Richard Lane: I think for the pumping services, stimulation, cementing, that kind of package of services that we need, the strategy is definitely not start drilling lots of wells and hope they come, because we've got much bigger plans than that.

We have engaged folks that are providing those services right from the beginning and sharing with them where we're trying to get to. And we have vendors that are making significant capital commitments right now, to kind of be in lockstep with us, related to those services. So, no, we can't just build the rigs and hope the other stuff happens, Bob, but we're working it all simultaneously.

Certainly we are looking at the whole picture and Harold has encouraged us to look at the whole supply chain and value chain, if you will, on this thing. And we are kind of stepping out of the box and looking at that whole thing. When you have the potential for the number of wells and the years of a program that we hope this will be, I think it's smart to do that. And when you're needing goods and services that are highly repeatable, it's smart to do that.

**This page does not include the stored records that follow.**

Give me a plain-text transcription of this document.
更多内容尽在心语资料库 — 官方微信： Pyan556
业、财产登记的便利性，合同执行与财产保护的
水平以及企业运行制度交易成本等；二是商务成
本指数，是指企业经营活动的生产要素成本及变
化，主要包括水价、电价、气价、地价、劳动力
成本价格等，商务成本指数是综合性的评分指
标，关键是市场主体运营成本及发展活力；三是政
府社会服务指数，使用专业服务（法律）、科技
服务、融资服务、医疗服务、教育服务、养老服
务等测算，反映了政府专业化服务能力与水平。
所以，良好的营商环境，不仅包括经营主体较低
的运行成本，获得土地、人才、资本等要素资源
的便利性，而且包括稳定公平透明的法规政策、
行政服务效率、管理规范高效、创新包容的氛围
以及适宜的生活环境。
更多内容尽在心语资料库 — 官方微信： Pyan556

So, we're looking at that whole picture in terms of supply and service. The pumping service is probably one of the harder ones and maybe not one of the wiser ones to do that with. But there are a lot of other things in that chain that we are looking at.

Robert Christensen: Again, on capacity, when you bought the 5 drilling rigs, in that contract was there an option, any money towards an option to buy more from that supplier?

Richard Lane: Yes, there is.

Robert Christensen: Any sort of preferential right to move yourself up in the queue in terms of--I don't know what their manufacturing capacity is. Anything along those lines?

Richard Lane: Well, I just would stop it there. We got a firm contract. Those rigs are going to come, we think as we laid out the schedule. And we do have an option to do some other things.

Robert Christensen: Okay. And then, I'd like to ask a Ranger question. You had a little red dot on the map to the South. It looked like a mile to the South. Was that well drilled in sort of the middle of all your activity, you were going to step a little further South? Have you drilled that well?

Richard Lane: No, we have not drilled that well yet. It is designated as a well for this year. We drilled the outside-operated well that we've talked about, between the HBP area and the Eastern expansion would be in our block of acreage kind of half-way between those areas.

Robert Christensen: I see. Shifting around now to Fayetteville, you had a well that was permitted, oh, it looked to me about 12 miles further East of the Sneed well, which was about a 14-mile step out. The Carter well, has that been drilled?

Richard Lane: It's drilling right now.

Robert Christensen: Beautiful. And I just wanted to--I don't know that I wrote it down--.

Harold Korell: How many questions are you going to ask here, Bob?

Robert Christensen: Oh, I don't know. Maybe I'm last in queue. I can get off and you can give it to others. I just wanted one more clarification on the Stobaugh. I don't know if I wrote it down. Started out life at 3.7. The 30-day update was 2.3 and you said what is it flowing at right now? I'm trying to get a sense is the rate of decline slowing? I think you said 1.5, but I want to be a little more clear on it.

Richard Lane: Yesterday's rate was about 1.5 million cubic feet per day. And while we're talking about those wells, the one that was the Eastern one I think you were trying to pin down there, Bob, is actually the Martin. You said the Carter.

Robert Christensen: They labeled it wrong on the map.


Operator: There appears to be no further questions at this time.

Harold Korell: Well, thank you for joining us today and asking all the good questions. And that concludes our teleconference.